Als eine Registrierung aller Juden geplant wurde, sahen sich die Vorsitzenden aller jüdischen Gemeinden zur Flucht genötigt - "die DDR verlor auf einen Schlag alle diese staatstreuen Juden, während die meisten Ex-Nazis längst rehabilitiert waren", erklärt Lustiger. Erst kurz vor der Wende, als die DDR ihr Verhältnis zum Exportziel USA verbessern wollte, habe man die Juden regelrecht hofiert.

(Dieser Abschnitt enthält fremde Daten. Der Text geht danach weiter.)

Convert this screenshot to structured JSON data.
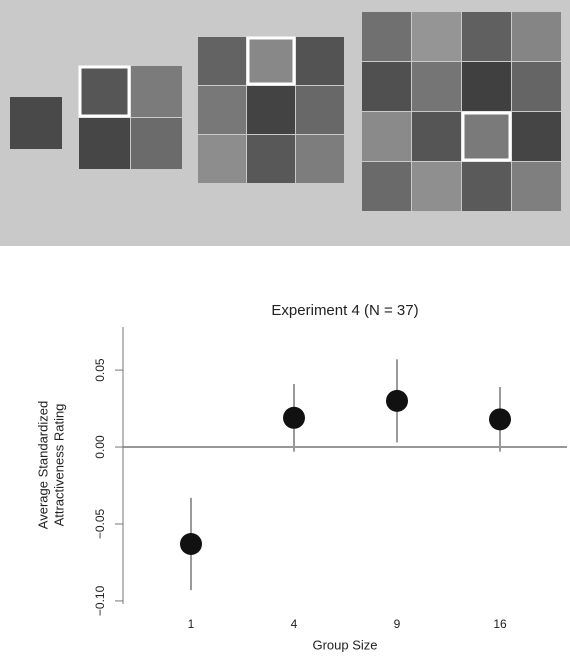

Heute wirft der 84-Jährige den Kommunisten auch in den SED-Nachfolgeparteien vor, diese Vergangenheit nicht ausreichend aufzuarbeiten. Sehr lobte er die Ausstellung, die unter anderem von der örtlichen Deutsch-Israelischen Gesellschaft und der "Aktion 3. Welt Saar" mit Förderung durch das Bundesprogramms "Vielfalt tut gut" organisiert wird. Extra Arno Lustiger hat die Judenverfolgung denkbar knapp überlebt: 1945 konnte sich der damals 20-Jährige von einem "Todesmarsch" absetzen, fiel aber prompt dem "Volkssturm" in die Hände. Eine neuerliche Flucht glückte, als Lustiger Einheiten der US Armee begegnete. Lustigers Vater wurde in Auschwitz ermordet. Nach dem Krieg forschte und schrieb Lustiger zu Themen der deutsch-jüdischen Geschichte, zum Spanischen Bürgerkrieg, zum jüdischen Widerstand sowie zur stalinistischen Judenverfolgung. Er ist Mitbegründer der jüdischen Gemeinde in Frankfurt. (fgg)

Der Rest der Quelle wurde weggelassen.